Na terça-feira, o advogado Frederico Wassef divulgou uma nota alegando que Bolsonaro agiu dentro da lei, declarando “os bens de caráter personalíssimo recebidos em viagens, não existindo qualquer irregularidade em suas condutas”. Além da manifestação do TCU, especialistas também divergem da tese:

Os presentes institucionais dados ao presidente da República devem pertencer ao acervo do governo. O valor das joias é muito considerável e não poderia entrar nessa categoria, conforme o código de ética do funcionalismo público”. A norma limita o recebimento de itens considerados “brindes”, com valor até R$ 100. O TCU considera que pedras preciosas dadas a chefes de Estado não são presentes pessoais, e sim patrimônio da União.

Versão ministerial

A Polícia Federal (PF) aceitou adiar para a terça-feira (14) a tomada do depoimento do ex-ministro de Minas e Energia Bento Albuquerque e do ex-assessor ministerial Marcos André dos Santos Soeiro, previsto para hoje. Os dois representantes do governo brasileiro estiveram na viagem de negócios feita à Arábia Saudita em 2021, em caráter oficial. O depoimento foi adiado a pedido dos advogados do ex-ministro.

O ministro da Justiça e Segurança Pública, Flávio Dino, ter anunciado, em sua conta pessoal no Twitter, que os fatos tornados públicos “podem configurar os crimes de descaminho, peculato e lavagem de dinheiro, entre outros possíveis delitos”.

Pelo que foi informado até o momento, entre 20 e 26 de outubro de 2021, Albuquerque viajou à Arábia Saudita na companhia de dois assessores, o então chefe da Assessoria Especial de Relações Internacionais do Ministério de Minas e Energia, Christian Vargas, e o então chefe do escritório de Representações da pasta no Rio de Janeiro, Marcos André Soeiro.

Segundo o Ministério de Minas e Energia, “na qualidade de enviado especial do [então] presidente da República, Jair Bolsonaro, Bento Albuquerque participará do lançamento oficial da Iniciativa Verde Saudita (Saudi Green Initiative) e da Cúpula da Iniciativa Verde do Oriente Médio (Middle East Green Initiative Summit), realizadas em Riade”.

Durante a estada no país árabe, a comitiva brasileira se reuniu com autoridades locais como o príncipe regente, Mohammed bin Salman. Segundo Albuquerque, perto do fim da viagem, como de costume, seus interlocutores o presentearam com duas caixas que nem ele, nem os dois assessores abriram para conferir o conteúdo.

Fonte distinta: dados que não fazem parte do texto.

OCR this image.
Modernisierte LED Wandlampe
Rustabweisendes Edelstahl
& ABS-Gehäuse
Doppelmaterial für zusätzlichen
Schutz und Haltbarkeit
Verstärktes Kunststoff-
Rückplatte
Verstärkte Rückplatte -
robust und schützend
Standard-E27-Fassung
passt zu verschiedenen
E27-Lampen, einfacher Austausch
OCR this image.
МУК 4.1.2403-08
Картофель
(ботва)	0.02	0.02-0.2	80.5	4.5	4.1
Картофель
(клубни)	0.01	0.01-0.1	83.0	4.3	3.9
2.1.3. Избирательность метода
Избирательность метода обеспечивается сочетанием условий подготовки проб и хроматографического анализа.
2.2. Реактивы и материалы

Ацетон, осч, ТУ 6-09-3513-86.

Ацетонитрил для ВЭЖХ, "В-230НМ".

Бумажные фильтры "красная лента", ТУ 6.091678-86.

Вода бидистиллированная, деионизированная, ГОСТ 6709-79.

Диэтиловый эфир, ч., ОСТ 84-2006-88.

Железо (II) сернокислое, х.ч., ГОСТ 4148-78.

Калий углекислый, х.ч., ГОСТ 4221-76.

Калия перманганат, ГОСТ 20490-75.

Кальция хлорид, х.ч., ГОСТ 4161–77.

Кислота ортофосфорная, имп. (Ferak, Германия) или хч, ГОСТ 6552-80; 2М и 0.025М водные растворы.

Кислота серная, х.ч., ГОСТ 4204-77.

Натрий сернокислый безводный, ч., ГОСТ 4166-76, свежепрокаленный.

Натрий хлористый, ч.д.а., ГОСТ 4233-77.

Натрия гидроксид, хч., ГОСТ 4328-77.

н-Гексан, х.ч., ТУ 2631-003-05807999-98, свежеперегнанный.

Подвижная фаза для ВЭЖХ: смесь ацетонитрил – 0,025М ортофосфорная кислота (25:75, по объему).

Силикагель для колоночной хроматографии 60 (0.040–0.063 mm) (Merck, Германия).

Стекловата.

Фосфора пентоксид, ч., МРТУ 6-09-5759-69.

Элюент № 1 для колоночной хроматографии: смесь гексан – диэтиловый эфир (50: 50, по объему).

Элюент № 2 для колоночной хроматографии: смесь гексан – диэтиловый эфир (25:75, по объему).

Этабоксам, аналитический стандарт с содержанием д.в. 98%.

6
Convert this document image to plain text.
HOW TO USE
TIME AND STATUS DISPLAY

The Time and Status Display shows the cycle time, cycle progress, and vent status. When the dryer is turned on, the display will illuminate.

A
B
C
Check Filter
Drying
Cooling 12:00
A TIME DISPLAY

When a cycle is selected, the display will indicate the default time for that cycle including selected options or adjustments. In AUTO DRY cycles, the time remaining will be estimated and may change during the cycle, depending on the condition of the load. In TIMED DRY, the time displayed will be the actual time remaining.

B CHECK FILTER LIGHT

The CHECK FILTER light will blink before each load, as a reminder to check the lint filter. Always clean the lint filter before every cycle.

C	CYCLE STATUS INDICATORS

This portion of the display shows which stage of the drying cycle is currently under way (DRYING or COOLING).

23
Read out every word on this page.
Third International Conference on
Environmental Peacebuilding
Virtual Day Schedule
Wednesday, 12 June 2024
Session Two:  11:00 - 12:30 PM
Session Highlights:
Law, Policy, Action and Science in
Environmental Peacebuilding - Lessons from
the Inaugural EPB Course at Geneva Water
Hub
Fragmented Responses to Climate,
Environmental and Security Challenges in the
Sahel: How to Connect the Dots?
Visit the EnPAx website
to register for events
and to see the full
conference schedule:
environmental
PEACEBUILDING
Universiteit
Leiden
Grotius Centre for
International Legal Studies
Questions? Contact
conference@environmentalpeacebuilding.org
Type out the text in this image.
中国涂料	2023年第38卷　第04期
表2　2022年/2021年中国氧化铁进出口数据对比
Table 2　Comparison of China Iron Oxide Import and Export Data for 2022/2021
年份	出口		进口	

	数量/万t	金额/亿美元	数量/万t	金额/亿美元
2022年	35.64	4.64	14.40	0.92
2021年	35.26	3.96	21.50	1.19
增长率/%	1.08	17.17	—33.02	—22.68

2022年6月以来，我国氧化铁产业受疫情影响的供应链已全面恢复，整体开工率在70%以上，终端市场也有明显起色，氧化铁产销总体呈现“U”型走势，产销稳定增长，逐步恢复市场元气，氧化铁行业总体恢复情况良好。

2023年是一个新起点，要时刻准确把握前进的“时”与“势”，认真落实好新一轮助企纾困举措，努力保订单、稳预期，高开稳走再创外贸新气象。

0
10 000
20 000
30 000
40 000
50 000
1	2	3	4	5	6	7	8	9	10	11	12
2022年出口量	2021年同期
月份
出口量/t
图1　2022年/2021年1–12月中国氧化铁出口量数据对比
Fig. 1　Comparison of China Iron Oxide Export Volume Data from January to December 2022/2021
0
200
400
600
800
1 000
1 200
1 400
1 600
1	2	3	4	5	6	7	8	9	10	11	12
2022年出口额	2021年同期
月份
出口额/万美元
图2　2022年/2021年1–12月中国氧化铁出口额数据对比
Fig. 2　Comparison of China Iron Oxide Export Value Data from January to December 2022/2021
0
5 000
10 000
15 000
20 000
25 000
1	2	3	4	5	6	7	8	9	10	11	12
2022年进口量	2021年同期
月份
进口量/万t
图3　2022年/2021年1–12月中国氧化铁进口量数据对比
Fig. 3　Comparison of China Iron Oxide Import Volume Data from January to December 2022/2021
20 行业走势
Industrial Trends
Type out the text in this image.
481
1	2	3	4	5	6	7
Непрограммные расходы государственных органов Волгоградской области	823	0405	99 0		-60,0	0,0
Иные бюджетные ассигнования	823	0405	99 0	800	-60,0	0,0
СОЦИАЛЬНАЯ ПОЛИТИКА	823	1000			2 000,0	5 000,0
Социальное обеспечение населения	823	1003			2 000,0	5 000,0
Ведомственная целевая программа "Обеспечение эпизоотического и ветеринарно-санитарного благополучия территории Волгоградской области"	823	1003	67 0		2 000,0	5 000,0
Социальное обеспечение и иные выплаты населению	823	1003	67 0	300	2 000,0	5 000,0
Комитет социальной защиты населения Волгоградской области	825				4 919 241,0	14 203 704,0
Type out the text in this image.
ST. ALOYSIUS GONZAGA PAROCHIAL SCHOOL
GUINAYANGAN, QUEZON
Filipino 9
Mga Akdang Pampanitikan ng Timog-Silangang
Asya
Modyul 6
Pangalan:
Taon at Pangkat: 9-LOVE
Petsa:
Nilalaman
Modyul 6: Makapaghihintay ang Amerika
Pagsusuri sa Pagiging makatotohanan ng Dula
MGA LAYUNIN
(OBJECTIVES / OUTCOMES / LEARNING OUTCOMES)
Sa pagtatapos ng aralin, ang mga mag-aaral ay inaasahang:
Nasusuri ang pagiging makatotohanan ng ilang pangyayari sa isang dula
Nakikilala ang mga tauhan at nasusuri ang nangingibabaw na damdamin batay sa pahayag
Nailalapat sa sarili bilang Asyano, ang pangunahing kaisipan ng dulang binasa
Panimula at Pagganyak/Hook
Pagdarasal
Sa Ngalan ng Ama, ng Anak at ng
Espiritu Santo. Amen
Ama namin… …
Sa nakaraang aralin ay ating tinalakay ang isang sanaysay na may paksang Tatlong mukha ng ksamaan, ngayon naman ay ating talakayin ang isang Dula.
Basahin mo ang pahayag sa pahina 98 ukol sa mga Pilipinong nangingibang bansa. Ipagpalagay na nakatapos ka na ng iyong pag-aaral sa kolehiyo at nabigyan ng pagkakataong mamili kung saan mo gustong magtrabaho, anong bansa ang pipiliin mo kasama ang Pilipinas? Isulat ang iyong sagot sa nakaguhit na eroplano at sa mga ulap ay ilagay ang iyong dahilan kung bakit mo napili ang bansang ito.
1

Ao desembarcar no Aeroporto Internacional de Guarulhos, em São Paulo, Albuquerque e Soeiro informaram à Receita Federal que não tinham nenhum objeto de valor a declarar. Soeiro, contudo, foi selecionado, aleatoriamente, para ter a bagagem inspecionada. Foi então que o agente da Receita encontrou uma das duas caixas contendo joias femininas (um colar, um anel, um relógio e um par de brincos de diamantes) avaliados em cerca de 3 milhões de euros (aproximadamente R$ 16,5 milhões).

As câmeras de segurança instaladas no Aeroporto de Guarulhos registraram a inspeção da bagagem de Soeiro, bem como o momento em que Albuquerque, alertado de que o assessor tinha sido parado, retorna à área da alfândega. Exibido pela TV Globo, o vídeo inclui fala do próprio Albuquerque explicando aos servidores da Receita que as joias eram um presente que seria entregue à primeira-dama, Michelle Bolsonaro.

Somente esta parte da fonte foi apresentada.